De bec et de plume, Jacques Parisse, 1987

Jacques Parisse in De Bec et de plume. Liège, éd. RTBf 1987

(Chronique RTBf, 17 avril 1980).

En mai 1977, Jo Rome avait exposé chez Valère Gustin une suite de remarquables dessins-collages. Il retrouve cette galerie avec seize peintures acryliques récentes.

Protégé des modes dont il est informé mais qui ne l’intéressent pas, Jo Rome, au contraire de beaucoup d’autres, n’a jamais fait ses classes dans l’abstrait. Il raconte simplement, par les moyens de la peinture, des sentiments permanents, universels et sans fadeur. Ne comptez donc pas sur lui pour parler avec des sanglots dans le pinceau des joies du couple parfait, des maternités suaves. Il laisse cela a d’autres qui avec des bons sentiments font du gros argent. Jo Rome c’est la sincérité et la tendresse; les autres ne sont que « confort et chaleur ».

La rigueur d’une construction traitée souvent en puzzle et qui correspond à la démarche sautillante du souvenir qui plane, prend et décante, une belle matière mate ou brillante, « léchée » ou nourrie, une stricte organisation des plans avec, pour agrandir l’espace intérieur – espace physique et espace moral- des portes et des fenêtres ouvertes qui prolongent le regard et lui permet de pénétrer l’intimité…

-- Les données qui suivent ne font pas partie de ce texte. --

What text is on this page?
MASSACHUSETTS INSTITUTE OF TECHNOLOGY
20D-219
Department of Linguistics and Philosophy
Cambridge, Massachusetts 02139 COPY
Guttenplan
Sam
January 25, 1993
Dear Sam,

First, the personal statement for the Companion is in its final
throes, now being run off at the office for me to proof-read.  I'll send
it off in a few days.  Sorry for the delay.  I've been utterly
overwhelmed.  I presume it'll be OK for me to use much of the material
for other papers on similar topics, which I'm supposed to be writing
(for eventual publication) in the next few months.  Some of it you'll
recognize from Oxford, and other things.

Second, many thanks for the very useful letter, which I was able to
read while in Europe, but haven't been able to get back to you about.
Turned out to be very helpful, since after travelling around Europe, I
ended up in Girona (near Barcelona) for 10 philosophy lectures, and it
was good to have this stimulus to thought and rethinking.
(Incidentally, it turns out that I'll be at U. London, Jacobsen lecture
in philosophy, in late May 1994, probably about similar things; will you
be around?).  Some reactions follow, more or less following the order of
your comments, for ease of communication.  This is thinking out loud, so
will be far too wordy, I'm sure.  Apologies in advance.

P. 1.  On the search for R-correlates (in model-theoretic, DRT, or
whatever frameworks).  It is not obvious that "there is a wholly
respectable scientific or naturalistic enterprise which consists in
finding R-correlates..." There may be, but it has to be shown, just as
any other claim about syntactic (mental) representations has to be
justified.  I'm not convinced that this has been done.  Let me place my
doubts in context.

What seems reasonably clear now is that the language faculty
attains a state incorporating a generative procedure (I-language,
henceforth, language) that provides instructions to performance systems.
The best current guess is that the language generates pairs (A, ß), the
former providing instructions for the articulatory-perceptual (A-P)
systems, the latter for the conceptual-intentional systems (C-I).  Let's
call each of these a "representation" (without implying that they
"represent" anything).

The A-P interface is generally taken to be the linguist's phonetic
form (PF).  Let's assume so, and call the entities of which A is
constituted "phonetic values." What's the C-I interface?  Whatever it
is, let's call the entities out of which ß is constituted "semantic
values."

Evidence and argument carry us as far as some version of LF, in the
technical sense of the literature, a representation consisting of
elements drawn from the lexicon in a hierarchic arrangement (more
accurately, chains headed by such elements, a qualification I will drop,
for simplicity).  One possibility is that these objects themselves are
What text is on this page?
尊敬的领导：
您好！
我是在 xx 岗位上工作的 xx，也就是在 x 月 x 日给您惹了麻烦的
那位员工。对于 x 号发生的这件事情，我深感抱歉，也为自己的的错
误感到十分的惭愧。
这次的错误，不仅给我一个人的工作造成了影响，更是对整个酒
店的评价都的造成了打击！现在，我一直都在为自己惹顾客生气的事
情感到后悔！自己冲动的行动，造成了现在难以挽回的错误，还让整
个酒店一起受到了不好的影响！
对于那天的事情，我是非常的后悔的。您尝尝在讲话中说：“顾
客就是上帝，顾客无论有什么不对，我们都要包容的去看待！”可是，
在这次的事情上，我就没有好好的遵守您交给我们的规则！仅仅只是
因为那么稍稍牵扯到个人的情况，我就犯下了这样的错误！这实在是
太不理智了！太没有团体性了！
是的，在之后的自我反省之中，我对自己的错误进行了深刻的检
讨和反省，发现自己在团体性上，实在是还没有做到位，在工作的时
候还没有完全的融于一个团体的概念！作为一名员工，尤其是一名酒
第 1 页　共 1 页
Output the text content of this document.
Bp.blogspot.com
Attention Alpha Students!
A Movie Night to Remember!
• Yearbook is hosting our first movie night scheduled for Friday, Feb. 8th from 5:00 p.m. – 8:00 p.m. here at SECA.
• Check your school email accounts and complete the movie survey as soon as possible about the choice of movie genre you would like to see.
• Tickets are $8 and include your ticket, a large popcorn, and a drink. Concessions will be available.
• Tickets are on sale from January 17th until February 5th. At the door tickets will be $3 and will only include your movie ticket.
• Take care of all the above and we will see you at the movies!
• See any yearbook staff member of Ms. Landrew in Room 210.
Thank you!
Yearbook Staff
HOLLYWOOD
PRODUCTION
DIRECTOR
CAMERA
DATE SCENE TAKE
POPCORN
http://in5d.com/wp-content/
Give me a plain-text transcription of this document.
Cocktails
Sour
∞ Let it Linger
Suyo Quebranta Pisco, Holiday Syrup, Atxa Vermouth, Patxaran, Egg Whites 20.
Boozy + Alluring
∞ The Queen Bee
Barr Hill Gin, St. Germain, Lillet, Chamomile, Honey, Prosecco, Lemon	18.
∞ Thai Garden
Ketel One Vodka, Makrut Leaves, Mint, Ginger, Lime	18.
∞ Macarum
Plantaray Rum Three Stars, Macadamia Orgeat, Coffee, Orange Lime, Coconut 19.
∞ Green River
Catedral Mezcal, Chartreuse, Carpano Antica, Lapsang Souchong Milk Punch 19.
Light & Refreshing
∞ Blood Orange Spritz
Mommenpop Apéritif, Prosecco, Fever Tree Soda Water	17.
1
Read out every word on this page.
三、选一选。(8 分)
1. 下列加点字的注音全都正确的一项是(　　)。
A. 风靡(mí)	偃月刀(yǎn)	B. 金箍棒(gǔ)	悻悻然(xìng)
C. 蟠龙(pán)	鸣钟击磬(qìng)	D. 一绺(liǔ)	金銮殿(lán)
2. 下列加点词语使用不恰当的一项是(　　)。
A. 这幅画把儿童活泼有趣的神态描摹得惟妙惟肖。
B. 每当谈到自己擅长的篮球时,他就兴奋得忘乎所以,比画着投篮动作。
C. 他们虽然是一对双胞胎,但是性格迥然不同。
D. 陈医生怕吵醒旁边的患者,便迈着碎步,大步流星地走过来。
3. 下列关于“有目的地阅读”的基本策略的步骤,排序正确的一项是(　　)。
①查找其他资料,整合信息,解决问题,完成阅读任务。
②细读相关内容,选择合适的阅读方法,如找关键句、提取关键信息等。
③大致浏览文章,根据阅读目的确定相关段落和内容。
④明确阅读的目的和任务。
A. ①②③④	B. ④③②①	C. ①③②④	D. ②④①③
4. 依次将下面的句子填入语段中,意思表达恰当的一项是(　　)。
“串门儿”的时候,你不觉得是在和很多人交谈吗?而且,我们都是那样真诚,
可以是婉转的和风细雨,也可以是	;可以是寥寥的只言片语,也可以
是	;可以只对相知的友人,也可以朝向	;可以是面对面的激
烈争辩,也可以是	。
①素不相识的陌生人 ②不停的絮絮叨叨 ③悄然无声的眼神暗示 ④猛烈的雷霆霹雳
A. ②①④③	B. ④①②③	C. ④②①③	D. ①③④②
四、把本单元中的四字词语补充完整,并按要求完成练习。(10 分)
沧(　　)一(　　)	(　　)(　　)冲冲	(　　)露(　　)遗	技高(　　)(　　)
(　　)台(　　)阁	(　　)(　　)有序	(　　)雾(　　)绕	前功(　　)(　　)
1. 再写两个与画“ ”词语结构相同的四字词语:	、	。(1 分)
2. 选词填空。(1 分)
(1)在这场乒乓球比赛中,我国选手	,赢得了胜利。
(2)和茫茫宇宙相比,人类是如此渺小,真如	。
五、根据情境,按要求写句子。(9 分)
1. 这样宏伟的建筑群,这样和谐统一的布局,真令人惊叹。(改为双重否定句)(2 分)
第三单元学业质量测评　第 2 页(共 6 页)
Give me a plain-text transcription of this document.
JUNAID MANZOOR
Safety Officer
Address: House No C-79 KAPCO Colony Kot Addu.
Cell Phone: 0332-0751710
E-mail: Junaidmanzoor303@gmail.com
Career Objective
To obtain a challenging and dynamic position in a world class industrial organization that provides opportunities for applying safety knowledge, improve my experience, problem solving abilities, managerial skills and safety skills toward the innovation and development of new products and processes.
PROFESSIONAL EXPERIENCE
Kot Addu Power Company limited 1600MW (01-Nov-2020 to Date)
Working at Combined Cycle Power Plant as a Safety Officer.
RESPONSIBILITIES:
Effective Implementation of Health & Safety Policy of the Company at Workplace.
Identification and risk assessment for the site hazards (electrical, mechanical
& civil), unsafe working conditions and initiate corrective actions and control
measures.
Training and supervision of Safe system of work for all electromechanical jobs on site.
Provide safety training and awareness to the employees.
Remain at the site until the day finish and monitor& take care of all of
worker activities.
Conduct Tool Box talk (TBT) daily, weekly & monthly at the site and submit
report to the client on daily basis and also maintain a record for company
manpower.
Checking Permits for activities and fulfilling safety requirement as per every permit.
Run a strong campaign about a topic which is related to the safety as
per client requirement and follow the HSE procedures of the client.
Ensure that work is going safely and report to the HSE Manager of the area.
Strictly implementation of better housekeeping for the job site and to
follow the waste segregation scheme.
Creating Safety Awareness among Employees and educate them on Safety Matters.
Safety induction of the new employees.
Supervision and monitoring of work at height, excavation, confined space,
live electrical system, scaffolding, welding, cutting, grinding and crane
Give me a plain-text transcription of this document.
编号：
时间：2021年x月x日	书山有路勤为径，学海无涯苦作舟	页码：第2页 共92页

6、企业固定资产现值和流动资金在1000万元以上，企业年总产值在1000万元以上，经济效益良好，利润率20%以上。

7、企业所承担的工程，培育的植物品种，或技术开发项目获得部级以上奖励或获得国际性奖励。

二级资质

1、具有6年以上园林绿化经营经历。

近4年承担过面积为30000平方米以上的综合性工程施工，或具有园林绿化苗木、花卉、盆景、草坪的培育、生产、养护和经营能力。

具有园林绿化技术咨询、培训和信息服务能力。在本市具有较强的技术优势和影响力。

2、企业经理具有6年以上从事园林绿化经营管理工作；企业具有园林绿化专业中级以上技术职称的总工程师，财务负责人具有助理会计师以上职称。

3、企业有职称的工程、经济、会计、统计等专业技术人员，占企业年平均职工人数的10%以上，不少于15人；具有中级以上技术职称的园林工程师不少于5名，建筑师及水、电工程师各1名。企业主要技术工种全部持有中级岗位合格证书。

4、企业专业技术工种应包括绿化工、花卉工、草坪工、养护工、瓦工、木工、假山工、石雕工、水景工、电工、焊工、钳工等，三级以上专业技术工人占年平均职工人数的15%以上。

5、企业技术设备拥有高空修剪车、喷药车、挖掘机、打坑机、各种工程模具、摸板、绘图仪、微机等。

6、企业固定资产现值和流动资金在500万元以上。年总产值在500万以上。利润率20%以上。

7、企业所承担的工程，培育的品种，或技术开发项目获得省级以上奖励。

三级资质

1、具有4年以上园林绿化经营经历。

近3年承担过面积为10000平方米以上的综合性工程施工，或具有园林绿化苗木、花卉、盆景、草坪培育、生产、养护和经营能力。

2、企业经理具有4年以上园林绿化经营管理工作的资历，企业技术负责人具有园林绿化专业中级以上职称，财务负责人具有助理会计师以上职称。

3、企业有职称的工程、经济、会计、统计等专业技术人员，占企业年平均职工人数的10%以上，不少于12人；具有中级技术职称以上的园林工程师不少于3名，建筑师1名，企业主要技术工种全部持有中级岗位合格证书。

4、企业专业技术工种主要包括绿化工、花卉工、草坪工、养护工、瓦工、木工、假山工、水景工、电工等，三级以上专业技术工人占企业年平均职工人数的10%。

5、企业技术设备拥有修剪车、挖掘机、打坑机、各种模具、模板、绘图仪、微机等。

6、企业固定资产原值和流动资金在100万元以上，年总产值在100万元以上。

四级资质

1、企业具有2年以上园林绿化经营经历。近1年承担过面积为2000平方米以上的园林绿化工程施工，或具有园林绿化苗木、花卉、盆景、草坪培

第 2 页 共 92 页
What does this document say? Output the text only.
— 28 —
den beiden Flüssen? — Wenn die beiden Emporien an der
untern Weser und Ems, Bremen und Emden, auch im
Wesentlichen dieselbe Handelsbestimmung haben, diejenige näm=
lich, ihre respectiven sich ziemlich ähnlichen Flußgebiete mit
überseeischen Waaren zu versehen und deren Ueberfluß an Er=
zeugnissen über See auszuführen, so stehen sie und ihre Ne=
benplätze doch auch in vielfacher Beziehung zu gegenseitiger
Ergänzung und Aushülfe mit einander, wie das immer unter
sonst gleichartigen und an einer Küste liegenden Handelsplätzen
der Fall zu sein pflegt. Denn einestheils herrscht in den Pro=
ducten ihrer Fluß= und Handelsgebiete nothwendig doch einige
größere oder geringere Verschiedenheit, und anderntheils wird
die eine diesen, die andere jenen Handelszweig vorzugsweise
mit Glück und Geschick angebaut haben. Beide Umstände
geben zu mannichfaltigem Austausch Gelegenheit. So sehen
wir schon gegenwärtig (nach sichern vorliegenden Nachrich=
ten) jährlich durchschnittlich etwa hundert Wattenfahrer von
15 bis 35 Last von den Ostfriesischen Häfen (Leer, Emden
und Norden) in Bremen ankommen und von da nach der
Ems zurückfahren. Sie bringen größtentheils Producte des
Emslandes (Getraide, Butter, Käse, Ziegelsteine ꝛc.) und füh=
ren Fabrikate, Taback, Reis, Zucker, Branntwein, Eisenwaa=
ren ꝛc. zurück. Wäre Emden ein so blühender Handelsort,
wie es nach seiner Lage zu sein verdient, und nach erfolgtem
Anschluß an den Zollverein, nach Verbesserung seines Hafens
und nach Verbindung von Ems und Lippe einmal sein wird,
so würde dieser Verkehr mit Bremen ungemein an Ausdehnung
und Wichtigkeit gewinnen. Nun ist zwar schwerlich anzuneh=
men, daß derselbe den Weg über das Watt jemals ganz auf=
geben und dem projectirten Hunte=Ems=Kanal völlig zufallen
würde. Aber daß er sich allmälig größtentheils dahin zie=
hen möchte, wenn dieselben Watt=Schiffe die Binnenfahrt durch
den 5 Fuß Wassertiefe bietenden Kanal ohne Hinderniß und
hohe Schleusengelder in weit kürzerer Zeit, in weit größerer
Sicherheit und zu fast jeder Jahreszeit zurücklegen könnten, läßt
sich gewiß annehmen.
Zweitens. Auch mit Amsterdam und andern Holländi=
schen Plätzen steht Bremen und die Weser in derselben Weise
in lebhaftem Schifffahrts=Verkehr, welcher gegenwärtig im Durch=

La tendresse. Regardez et dites-moi s’il n’y a pas là quelque chose qui vous touche et qui vous parle de vous-même : la fête au village avec le carrousel coloré comme un blason, la course cycliste de la kermesse sous les yeux de deux enfants revêtus de gros paletots qui doivent durer plusieurs hivers. C’était la guerre! Ou cet autre tableau : l’enfant devant sa petite collection d’œufs d’oiseaux, ou la préparation de la communion solennelle : dans le grand vaisseau glauque de l’église, les catéchisés, écrasés par la solennité du moment, oublient jusqu’à leurs rires… Mais ces rires, ces cris, ils les retrouvent sur le terrain de football improvisé dans une prairie…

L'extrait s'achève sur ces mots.